Allá en las fértiles colinas y mesetas de Etruria, es posible que el pobre campesino no sintiese, a mediados del siglo VII a. C., ningún cambio importante para su vida. Las producciones agrícolas se mantenían, advirtiéndose tan sólo el crecimiento de la viticultura y la tímida aparición del olivo; las nacientes ciudades proseguían su expansión a expensas de las pequeñas aldeas; las riendas del poder seguían en manos de los príncipes, y éstos continuaban luciendo sus joyas, fruto del comercio con griegos y fenicios o de los talleres orientalizantes situados en las zonas costeras. Y, sin embargo, por detrás de esta simple fachada de continuidad, se esbozaba una evolución profunda, destinada a dar sus primeros frutos hacia el 630 a. C. Después de décadas de incipiente desarrollo, testimoniadas por ciertas pinturas en vasos, la flota etrusca pasa a adquirir una importancia real, y constituye el mejor medio para la apertura de mercados exteriores. El bucchero, ahora en su doble versión, refinada o sottile, y vulgar o pesante (aunque ésta con decoraciones de animales a molde), empieza a difundirse por todo el mar Jónico y llega en grandes cantidades al valle del Ródano, e incluso a las costas de Iberia; junto a él, debieron exportarse vinos y perfumes producidos ya en la propia Toscana. Esta expansión económica produce profundos cambios en la psicología y la sociedad etruscas: por una parte, la pasión por el atesoramiento y el adorno personal comienza a enfriarse, pues los príncipes más emprendedores prefieren invertir sus riquezas en el comercio, la piratería o la guerra; por otra, esa propia afición a invertir fomenta un proceso de agilización social, ya que muchas gentes, incluso venidas de fuera de Etruria, pueden armar sus barcos o distribuir mercancías, y alcanzar así un status que antes les estaba vedado.

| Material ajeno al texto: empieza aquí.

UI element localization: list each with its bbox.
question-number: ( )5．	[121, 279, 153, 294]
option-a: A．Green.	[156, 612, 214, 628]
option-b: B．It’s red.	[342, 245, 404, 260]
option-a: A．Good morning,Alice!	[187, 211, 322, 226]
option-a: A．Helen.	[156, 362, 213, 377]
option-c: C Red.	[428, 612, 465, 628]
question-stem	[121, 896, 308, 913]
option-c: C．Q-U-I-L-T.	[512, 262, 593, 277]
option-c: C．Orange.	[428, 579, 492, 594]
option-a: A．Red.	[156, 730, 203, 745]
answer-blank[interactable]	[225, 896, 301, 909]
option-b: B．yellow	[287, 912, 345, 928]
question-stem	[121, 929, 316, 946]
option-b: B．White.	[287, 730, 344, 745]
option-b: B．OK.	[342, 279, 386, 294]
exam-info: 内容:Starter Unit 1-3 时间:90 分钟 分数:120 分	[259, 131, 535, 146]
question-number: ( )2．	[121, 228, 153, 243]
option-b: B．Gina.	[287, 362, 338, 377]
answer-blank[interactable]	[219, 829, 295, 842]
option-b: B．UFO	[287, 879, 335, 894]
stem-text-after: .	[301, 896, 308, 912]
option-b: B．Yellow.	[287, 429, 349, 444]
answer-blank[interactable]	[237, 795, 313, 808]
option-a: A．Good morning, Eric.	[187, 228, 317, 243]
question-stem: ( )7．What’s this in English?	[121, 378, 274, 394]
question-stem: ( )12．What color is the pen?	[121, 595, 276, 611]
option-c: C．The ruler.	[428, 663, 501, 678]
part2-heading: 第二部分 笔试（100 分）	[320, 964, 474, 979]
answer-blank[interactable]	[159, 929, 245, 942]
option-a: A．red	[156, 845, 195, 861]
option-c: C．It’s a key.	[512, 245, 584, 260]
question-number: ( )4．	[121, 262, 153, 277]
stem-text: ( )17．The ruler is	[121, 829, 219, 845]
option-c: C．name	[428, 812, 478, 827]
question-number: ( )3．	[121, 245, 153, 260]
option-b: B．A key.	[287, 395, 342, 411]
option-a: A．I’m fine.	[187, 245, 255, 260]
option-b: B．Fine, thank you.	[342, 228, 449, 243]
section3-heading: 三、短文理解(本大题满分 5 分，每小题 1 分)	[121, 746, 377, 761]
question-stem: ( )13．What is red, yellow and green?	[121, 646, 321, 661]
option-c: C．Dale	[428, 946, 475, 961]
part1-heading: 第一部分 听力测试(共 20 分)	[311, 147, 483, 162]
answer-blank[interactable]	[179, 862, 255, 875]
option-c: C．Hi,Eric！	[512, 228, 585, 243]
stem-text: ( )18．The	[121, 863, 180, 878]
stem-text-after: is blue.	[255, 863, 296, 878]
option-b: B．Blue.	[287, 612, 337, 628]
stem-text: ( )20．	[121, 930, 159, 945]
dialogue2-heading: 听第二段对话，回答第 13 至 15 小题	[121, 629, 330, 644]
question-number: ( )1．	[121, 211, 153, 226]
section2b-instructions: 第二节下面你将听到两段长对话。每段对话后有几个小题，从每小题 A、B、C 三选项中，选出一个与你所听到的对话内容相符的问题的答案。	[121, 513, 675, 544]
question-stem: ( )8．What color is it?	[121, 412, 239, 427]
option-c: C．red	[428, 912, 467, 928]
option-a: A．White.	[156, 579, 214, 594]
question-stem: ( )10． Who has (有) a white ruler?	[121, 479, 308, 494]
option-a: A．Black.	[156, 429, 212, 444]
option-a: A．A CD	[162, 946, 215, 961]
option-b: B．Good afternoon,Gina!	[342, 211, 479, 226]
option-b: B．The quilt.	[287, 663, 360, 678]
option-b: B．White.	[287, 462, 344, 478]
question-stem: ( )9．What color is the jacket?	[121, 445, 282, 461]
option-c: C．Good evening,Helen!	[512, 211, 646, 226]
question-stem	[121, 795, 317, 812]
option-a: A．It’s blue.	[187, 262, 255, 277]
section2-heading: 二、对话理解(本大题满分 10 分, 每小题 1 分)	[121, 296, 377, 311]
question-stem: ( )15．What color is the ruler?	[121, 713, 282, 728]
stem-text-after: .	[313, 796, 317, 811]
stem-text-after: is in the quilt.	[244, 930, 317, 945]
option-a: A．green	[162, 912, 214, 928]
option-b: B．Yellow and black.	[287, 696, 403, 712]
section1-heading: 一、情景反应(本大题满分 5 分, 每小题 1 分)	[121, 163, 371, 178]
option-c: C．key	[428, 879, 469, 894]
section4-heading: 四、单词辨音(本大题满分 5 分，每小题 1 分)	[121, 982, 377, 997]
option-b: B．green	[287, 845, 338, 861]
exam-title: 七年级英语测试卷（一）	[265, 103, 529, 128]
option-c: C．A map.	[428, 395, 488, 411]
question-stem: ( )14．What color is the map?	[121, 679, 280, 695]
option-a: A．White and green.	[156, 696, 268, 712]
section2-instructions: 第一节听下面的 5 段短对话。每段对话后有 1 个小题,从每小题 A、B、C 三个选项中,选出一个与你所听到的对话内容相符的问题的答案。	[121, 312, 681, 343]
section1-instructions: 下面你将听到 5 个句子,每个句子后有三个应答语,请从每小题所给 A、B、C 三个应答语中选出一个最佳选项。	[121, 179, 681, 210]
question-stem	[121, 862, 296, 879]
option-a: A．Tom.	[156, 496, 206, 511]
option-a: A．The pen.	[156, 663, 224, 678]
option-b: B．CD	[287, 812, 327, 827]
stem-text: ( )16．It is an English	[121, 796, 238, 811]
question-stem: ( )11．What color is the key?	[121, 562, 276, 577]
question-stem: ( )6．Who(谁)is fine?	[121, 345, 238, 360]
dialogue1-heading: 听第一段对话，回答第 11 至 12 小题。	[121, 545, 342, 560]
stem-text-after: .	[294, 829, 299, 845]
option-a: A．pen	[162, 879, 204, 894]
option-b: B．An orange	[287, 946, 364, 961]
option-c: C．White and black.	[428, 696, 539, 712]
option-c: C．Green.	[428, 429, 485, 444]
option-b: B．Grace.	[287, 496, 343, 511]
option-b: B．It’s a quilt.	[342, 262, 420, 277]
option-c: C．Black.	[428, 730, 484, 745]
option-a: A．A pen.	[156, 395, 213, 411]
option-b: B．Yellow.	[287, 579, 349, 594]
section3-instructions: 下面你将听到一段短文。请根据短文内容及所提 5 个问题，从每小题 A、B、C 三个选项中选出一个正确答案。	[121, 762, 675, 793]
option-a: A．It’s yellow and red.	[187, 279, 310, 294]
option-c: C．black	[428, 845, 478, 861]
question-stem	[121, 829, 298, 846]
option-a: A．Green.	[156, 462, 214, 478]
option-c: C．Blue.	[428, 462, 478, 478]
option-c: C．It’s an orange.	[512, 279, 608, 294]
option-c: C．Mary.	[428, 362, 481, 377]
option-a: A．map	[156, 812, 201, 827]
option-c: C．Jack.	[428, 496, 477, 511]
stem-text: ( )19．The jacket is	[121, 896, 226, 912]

Y todo esto, finalmente, supone, a la vez que un enriquecimiento general, la aparición de tensiones entre los viejos aristócratas y los advenedizos, y, para superarlas, la creación de poderes fuertes: estos poderes, encarnados en monarcas de carácter tiránico (en el sentido griego de la palabra), son los únicos capaces de acallar las querellas, y además, en su afán de exaltar el bien público por encima de los particulares, son quienes estructuran definitivamente las ciudades-estado, dotando incluso a las poblaciones principales de edificios de uso colectivo, de servicios comunes, etc. El siglo VI a. C. será, por tanto, el período en que las capitales etruscas se conviertan en verdaderas urbes, superando por completo el aspecto de aldeas que antes tenían. Si en el período orientalizante eran simples agrupaciones de chozas, entre las que sólo sobresalía alguna casa cuadrangular con un par de habitaciones, y si entonces el único monumento colectivo era, en el mejor de los casos, alguna muralla de tierra, ahora se multiplican los nuevos edificios. Es quizá en este aspecto donde hemos de reconocer la más importante evolución de la cultura etrusca, y la mejor muestra de cómo el enriquecimiento de los príncipes supuso a la postre la superación de su propia fase cultural. Etruria entra ahora en su período más brillante, y sus ciudades se convierten en verdaderos emporios artísticos durante un siglo y medio.